Les combats sanglants en Syrie, l’insécurité permanente dans ce pays déchiré, ont en effet contraint les exportateurs de la région à éviter tout transit par ce pays de crainte de vols de marchandises et d’attaques contre les chauffeurs. Résultat : les bateaux en provenance d’Europe ou de Turquie n’utilisent plus les ports syriens pour débarquer les conteneurs destinés à la Jordanie ou à l’Irak.
Pendant les premiers mois de la guerre civile en Syrie, les entreprises de la région ont envisagé une voie de contournement par l’Irak, mais cette alternative a été abandonnée en raison, là aussi, de l’insécurité générale régnant dans ce pays. De même, le passage par l’Égypte s’est révélé trop long et trop coûteux.
Les responsables jordaniens et turcs se sont alors discrètement adressés à Israël pour ouvrir un corridor. Après quelques hésitations, en raison de possibles trafics d’armes ou d’infiltrations de commandos islamistes, Silvan Shalom, le ministre du Développement économique régional, a donné son feu vert.
Par précaution, les véhicules sont donc soumis à des contrôles de sécurité très stricts, y compris des tests pour détecter la présence d’explosifs. Les poids lourds circulent ensuite en convois sous la surveillance de la police. « Ce système est désormais bien rodé. Si nous continuons au rythme actuel, nous pourrions arriver à 12 000 camions par an », estime un responsable des douanes israéliennes.
Selon lui, les véhicules en provenance de Jordanie transportent surtout des produits agricoles et textiles, tandis que les exportations en provenance de Turquie portent sur des matières premières et des produits industriels. « Nous souhaitons désormais développer le transport des conteneurs, mais les Jordaniens sont réticents, ils redoutent que ce système fasse concurrence à leur port d’Aqaba sur la mer Rouge », observe ce responsable des douanes.

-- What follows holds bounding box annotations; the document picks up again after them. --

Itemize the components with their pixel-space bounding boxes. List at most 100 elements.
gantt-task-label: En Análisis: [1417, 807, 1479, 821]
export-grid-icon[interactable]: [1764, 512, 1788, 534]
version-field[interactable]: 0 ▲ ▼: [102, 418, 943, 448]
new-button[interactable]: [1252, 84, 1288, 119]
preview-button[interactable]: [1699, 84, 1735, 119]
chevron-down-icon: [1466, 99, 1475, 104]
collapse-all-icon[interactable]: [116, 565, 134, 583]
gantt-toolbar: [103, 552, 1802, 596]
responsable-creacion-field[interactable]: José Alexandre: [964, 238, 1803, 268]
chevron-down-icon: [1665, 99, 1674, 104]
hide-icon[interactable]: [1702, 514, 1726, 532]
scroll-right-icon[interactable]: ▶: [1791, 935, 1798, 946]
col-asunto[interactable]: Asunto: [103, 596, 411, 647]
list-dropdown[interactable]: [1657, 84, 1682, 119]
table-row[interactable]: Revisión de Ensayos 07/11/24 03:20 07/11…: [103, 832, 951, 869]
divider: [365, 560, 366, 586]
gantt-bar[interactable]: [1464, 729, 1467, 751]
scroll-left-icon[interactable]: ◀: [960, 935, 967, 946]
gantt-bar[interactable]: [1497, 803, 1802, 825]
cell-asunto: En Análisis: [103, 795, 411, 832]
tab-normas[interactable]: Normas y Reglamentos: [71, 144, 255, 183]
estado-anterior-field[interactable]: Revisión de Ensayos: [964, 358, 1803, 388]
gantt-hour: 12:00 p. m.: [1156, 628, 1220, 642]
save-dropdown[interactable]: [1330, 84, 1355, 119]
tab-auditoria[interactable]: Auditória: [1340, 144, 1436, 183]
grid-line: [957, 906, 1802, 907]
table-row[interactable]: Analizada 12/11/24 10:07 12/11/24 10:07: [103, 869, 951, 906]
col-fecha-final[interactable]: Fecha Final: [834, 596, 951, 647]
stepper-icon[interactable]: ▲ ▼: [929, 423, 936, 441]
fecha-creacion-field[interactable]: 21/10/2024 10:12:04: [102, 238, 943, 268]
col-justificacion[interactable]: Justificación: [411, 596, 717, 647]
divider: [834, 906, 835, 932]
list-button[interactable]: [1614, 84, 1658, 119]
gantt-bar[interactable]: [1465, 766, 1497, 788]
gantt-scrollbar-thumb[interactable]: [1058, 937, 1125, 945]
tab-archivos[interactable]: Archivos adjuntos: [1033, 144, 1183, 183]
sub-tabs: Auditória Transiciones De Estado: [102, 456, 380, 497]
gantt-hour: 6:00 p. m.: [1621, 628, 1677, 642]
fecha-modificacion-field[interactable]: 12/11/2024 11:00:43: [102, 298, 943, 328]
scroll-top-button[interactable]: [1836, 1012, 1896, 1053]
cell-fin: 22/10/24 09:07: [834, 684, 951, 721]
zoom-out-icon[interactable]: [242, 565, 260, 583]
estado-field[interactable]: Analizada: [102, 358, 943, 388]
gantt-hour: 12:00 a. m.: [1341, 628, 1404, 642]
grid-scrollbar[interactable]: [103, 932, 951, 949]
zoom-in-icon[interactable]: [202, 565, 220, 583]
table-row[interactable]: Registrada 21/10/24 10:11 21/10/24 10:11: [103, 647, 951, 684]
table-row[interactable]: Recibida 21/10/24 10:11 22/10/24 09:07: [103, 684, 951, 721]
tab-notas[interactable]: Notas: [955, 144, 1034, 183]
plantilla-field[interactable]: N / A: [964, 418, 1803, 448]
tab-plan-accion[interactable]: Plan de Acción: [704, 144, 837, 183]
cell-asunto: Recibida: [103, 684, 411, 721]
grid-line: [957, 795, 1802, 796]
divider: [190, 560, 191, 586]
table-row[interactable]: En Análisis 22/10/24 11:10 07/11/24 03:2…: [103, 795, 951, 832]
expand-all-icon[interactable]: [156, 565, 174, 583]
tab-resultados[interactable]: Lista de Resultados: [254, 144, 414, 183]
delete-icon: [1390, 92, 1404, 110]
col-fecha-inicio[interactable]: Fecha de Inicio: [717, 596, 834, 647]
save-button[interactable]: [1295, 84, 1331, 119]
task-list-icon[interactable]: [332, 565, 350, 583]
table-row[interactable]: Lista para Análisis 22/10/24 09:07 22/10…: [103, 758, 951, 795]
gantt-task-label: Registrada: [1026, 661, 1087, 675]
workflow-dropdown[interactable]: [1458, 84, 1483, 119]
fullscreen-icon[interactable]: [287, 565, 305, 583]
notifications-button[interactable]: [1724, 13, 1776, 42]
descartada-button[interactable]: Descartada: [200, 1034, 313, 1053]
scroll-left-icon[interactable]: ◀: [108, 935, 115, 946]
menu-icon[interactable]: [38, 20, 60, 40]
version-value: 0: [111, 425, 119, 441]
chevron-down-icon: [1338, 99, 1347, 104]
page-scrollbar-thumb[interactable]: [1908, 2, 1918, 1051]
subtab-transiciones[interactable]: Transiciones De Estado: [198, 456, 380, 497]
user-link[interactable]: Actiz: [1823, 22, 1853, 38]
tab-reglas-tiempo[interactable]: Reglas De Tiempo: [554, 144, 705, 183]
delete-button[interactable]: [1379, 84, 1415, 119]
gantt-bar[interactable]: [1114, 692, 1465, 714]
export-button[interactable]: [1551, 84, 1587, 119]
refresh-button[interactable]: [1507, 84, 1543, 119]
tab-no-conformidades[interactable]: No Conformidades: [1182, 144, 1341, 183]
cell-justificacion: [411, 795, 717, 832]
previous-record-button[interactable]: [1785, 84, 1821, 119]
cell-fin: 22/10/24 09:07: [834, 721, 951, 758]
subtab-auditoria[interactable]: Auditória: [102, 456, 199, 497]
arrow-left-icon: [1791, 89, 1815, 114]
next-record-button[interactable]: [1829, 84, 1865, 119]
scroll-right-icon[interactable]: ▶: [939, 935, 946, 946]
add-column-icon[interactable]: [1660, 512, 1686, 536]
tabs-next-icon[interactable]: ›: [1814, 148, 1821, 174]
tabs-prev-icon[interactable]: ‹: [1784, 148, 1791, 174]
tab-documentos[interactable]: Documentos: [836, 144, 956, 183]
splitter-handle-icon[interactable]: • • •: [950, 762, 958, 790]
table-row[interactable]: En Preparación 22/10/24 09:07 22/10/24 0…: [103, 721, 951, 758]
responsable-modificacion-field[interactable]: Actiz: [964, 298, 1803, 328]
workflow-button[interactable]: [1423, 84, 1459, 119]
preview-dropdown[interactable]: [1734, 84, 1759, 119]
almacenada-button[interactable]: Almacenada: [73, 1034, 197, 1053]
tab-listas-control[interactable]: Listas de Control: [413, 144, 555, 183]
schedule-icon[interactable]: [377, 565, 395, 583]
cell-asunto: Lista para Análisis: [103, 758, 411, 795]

« Israël peut être utile à ses voisins »…
En attendant, l’opération, même dans ses limites, est très rentable. Les revenus tirés des taxes portuaires, des assurances, de la vente de carburants, p ourrai e n t atteindre l’équivalent de 50 millions d’euros par an. Mais, pour les responsables israéliens, le principal bénéfice est avant tout politique. « Nos voisins de la région, y compris des pays qui n’entretiennent pas de relations diplomatiques avec nous, tels que l’Irak ou même l’Arabie saoudite, se rendent compte qu’Israël peut leur être utile. C’est un constat inappréciable », se félicite un diplomate israélien ».